Looks good, but what is this extreme stuff? What's 3071 and -3024?

In [None]:
# Let's look at the bottom end:

np.sort(np.unique(img_crop))

So we can see that after a bunch of pixels valued at -3024 we immediately jump to -1024 which wits quite close to the range of the Hounsfield scale. This could lead you to believe that -3024 is not a result of reconstruction of the CT sinogram, but rather something that was added to the image later.
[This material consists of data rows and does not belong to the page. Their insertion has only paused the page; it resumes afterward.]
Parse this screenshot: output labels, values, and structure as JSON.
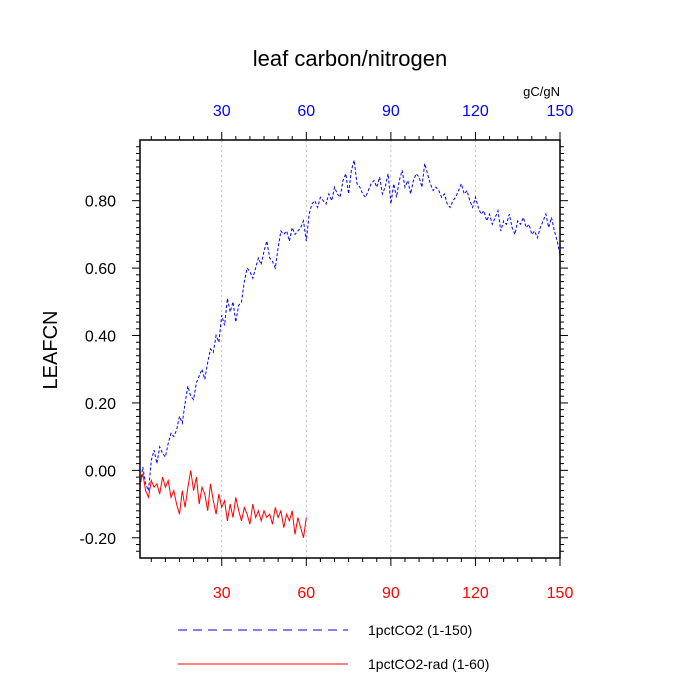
{
  "chart_data": {
    "type": "line",
    "title": "leaf carbon/nitrogen",
    "units": "gC/gN",
    "ylabel": "LEAFCN",
    "xlim": [
      1,
      150
    ],
    "ylim": [
      -0.26,
      0.98
    ],
    "yticks": [
      -0.2,
      0.0,
      0.2,
      0.4,
      0.6,
      0.8
    ],
    "ytick_labels": [
      "-0.20",
      "0.00",
      "0.20",
      "0.40",
      "0.60",
      "0.80"
    ],
    "xticks": [
      30,
      60,
      90,
      120,
      150
    ],
    "xtick_labels_bottom": [
      "30",
      "60",
      "90",
      "120",
      "150"
    ],
    "xtick_labels_top": [
      "30",
      "60",
      "90",
      "120",
      "150"
    ],
    "bottom_axis_color": "#ff0000",
    "top_axis_color": "#0000ff",
    "grid_x": true,
    "grid": false,
    "legend_position": "bottom",
    "series": [
      {
        "name": "1pctCO2 (1-150)",
        "color": "#0000ff",
        "style": "dashed",
        "x": [
          1,
          2,
          3,
          4,
          5,
          6,
          7,
          8,
          9,
          10,
          11,
          12,
          13,
          14,
          15,
          16,
          17,
          18,
          19,
          20,
          21,
          22,
          23,
          24,
          25,
          26,
          27,
          28,
          29,
          30,
          31,
          32,
          33,
          34,
          35,
          36,
          37,
          38,
          39,
          40,
          41,
          42,
          43,
          44,
          45,
          46,
          47,
          48,
          49,
          50,
          51,
          52,
          53,
          54,
          55,
          56,
          57,
          58,
          59,
          60,
          61,
          62,
          63,
          64,
          65,
          66,
          67,
          68,
          69,
          70,
          71,
          72,
          73,
          74,
          75,
          76,
          77,
          78,
          79,
          80,
          81,
          82,
          83,
          84,
          85,
          86,
          87,
          88,
          89,
          90,
          91,
          92,
          93,
          94,
          95,
          96,
          97,
          98,
          99,
          100,
          101,
          102,
          103,
          104,
          105,
          106,
          107,
          108,
          109,
          110,
          111,
          112,
          113,
          114,
          115,
          116,
          117,
          118,
          119,
          120,
          121,
          122,
          123,
          124,
          125,
          126,
          127,
          128,
          129,
          130,
          131,
          132,
          133,
          134,
          135,
          136,
          137,
          138,
          139,
          140,
          141,
          142,
          143,
          144,
          145,
          146,
          147,
          148,
          149,
          150
        ],
        "values": [
          -0.05,
          0.01,
          -0.04,
          -0.06,
          0.03,
          0.06,
          0.02,
          0.07,
          0.05,
          0.04,
          0.08,
          0.11,
          0.1,
          0.12,
          0.16,
          0.14,
          0.2,
          0.25,
          0.22,
          0.21,
          0.26,
          0.28,
          0.3,
          0.27,
          0.32,
          0.36,
          0.35,
          0.4,
          0.38,
          0.46,
          0.43,
          0.51,
          0.47,
          0.5,
          0.44,
          0.49,
          0.5,
          0.56,
          0.6,
          0.59,
          0.57,
          0.6,
          0.63,
          0.61,
          0.65,
          0.68,
          0.63,
          0.62,
          0.6,
          0.66,
          0.71,
          0.7,
          0.71,
          0.68,
          0.72,
          0.7,
          0.71,
          0.72,
          0.74,
          0.68,
          0.76,
          0.79,
          0.8,
          0.78,
          0.81,
          0.8,
          0.79,
          0.82,
          0.8,
          0.84,
          0.82,
          0.81,
          0.86,
          0.88,
          0.82,
          0.89,
          0.92,
          0.85,
          0.84,
          0.82,
          0.81,
          0.83,
          0.85,
          0.86,
          0.84,
          0.87,
          0.82,
          0.84,
          0.88,
          0.79,
          0.85,
          0.81,
          0.86,
          0.89,
          0.84,
          0.86,
          0.82,
          0.86,
          0.88,
          0.87,
          0.84,
          0.91,
          0.88,
          0.85,
          0.83,
          0.84,
          0.83,
          0.81,
          0.82,
          0.79,
          0.78,
          0.8,
          0.81,
          0.83,
          0.85,
          0.82,
          0.83,
          0.8,
          0.78,
          0.81,
          0.78,
          0.76,
          0.77,
          0.74,
          0.76,
          0.73,
          0.75,
          0.77,
          0.71,
          0.74,
          0.73,
          0.76,
          0.72,
          0.7,
          0.74,
          0.73,
          0.75,
          0.72,
          0.73,
          0.7,
          0.71,
          0.69,
          0.72,
          0.74,
          0.76,
          0.72,
          0.75,
          0.71,
          0.68,
          0.64
        ]
      },
      {
        "name": "1pctCO2-rad (1-60)",
        "color": "#ff0000",
        "style": "solid",
        "x": [
          1,
          2,
          3,
          4,
          5,
          6,
          7,
          8,
          9,
          10,
          11,
          12,
          13,
          14,
          15,
          16,
          17,
          18,
          19,
          20,
          21,
          22,
          23,
          24,
          25,
          26,
          27,
          28,
          29,
          30,
          31,
          32,
          33,
          34,
          35,
          36,
          37,
          38,
          39,
          40,
          41,
          42,
          43,
          44,
          45,
          46,
          47,
          48,
          49,
          50,
          51,
          52,
          53,
          54,
          55,
          56,
          57,
          58,
          59,
          60
        ],
        "values": [
          -0.04,
          -0.01,
          -0.06,
          -0.08,
          -0.03,
          -0.05,
          -0.04,
          -0.07,
          -0.02,
          -0.05,
          -0.03,
          -0.08,
          -0.06,
          -0.1,
          -0.13,
          -0.06,
          -0.11,
          -0.05,
          0.0,
          -0.06,
          -0.02,
          -0.1,
          -0.05,
          -0.07,
          -0.12,
          -0.04,
          -0.09,
          -0.13,
          -0.07,
          -0.11,
          -0.09,
          -0.15,
          -0.1,
          -0.14,
          -0.08,
          -0.12,
          -0.15,
          -0.11,
          -0.13,
          -0.16,
          -0.1,
          -0.14,
          -0.12,
          -0.15,
          -0.12,
          -0.14,
          -0.13,
          -0.16,
          -0.11,
          -0.14,
          -0.12,
          -0.17,
          -0.13,
          -0.15,
          -0.12,
          -0.19,
          -0.14,
          -0.17,
          -0.2,
          -0.14
        ]
      }
    ]
  }
}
And it is so, and it happens quite often - CT scanners add "magic" values to pad volumes to rectangles (since images are saved as rectangular grids of voxels). A large negative value is selected so that it does not overlap with values that would be legitimately present on an HU scale.

Now let's look at the upper end of that range

In [None]:
# Let us apply the window

hu_min = 2000
hu_max = 4000

# Note that here we are using the Numpy's Masked Array module which allows us to mask values that fall outside of 
# range that interests us
# windowed_img = ma.masked_where((img_crop < hu_min) | (img_crop > hu_max), img_crop)
windowed_img = np.copy(img_crop)
windowed_img[np.where(windowed_img < hu_min)] = hu_min
windowed_img[np.where(windowed_img > hu_max)] = hu_max

# plt.imshow(ma.masked_array(data = img_crop, mask = img_crop > hu_max, fill_value = img_crop.min()).filled(), cmap = cm.Greys_r)
plt.imshow(windowed_img, cmap="gray")

In [None]:
windowed_img.shape

In [None]:
# Let's zoom in on this thing a bit better

plt.imshow(img_crop[15:60, 380:430], cmap="gray")

In [None]:
# Using numpy's Masked Array for convenience

masked = ma.masked_outside(img_crop, hu_min, hu_max)

np.sort(np.unique(img_crop[~masked.mask]))

In [None]:
# Let us see what values we have in our windowed range

_ = plt.hist(masked.flatten(), bins = 15)

plt.show()

That has to be a synthetic material. And it is - that is a chemotherapy port.

An interesting observation: original image's voxel range:

In [None]:
print(f"range: {img_crop.max()-img_crop.min()}")

However, we don't really need the extreme values. As you've seen we can safely ditch anything below -1200 and anything over 1300 and still have all the information about anatomy. It might be safe to apply such mask to the entire dataset. Given that you will be converting your data to floating point format for ML workflows, you will be able to use much smaller scale factor for conversion which in this case would effectively double the precision at which your model can operate while keeping the same memory footprint.